Linux – /etc/timezone used for

arch linuxclockdatemanjarotimezone

On my Manjaro linux box, I have a file /etc/timezone which contains:

Asia/Bangkok

Another Manjaro forum user also has the same file. That thread on the whole contains some prior art on this question.

What's strange is that timedatectl status doesn't use this file to report Region/City. Here's the initial status:

$ timedatectl status                                          
                      Local time: Fri 2018-06-29 11:01:28 +07       
                  Universal time: Fri 2018-06-29 04:01:28 UTC    
                        RTC time: Fri 2018-06-29 04:01:28        
                       Time zone: Asia/Bangkok (+07, +0700)             
       System clock synchronized: no                          
systemd-timesyncd.service active: no                              
                 RTC in local TZ: no                            

Now I overwrite the /etc/localtime symlink with contents of the file it points to:

$ sudo ln -f "$(realpath /etc/localtime)" /etc/localtime          
$ timedatectl status                                           
                      Local time: Fri 2018-06-29 04:04:03 UTC
                  Universal time: Fri 2018-06-29 04:04:03 UTC
                        RTC time: Fri 2018-06-29 04:04:04
                       Time zone: n/a (UTC, +0000) 
       System clock synchronized: no                               
systemd-timesyncd.service active: no
                 RTC in local TZ: no  

Note the local time change to match UTC, and then/a timezone.

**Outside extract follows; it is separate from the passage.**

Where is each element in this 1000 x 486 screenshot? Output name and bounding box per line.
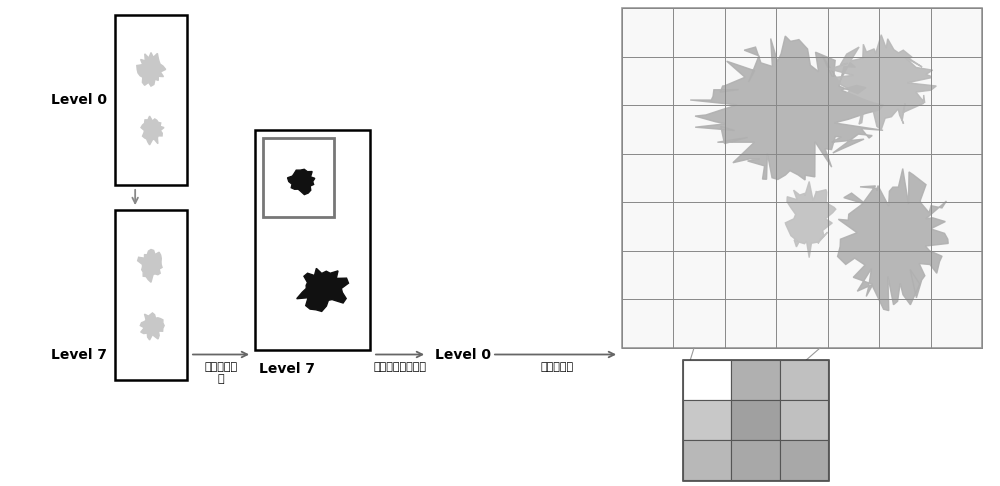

So, timedatectl doesn't read from /etc/timezone, and timedatectl set-timezone doesn't write to /etc/timezone also.

Besides that guess, my /etc/timezone is a mystery.

  1. What writes it?
  2. What reads it?
  3. What for?

Best Answer

GNU libc (and thus any non-embedded Linux), reads /etc/localtime to determine the system's time zone (the default timezone if not overridden by the TZ environment variable or by an application-specific setting). *BSD does the same thing. Some embedded Linux systems do things differently.

/etc/localtime should be a symbolic link to a file under /usr/share/zoneinfo/. Normal applications don't mind, they only read the contents of the file, but system management utilities such as timedatectl care more because they can also change the setting, and they would do that by changing the target of the symbolic link.

Java does (or did?) things differently: it reads /etc/timezone, which contains a timezone name, which should be the path to a file relative to /usr/share/zoneinfo. I'm not aware of any other program that uses /etc/timezone, and I don't know why Sun chose to do things differently from the rest of the world.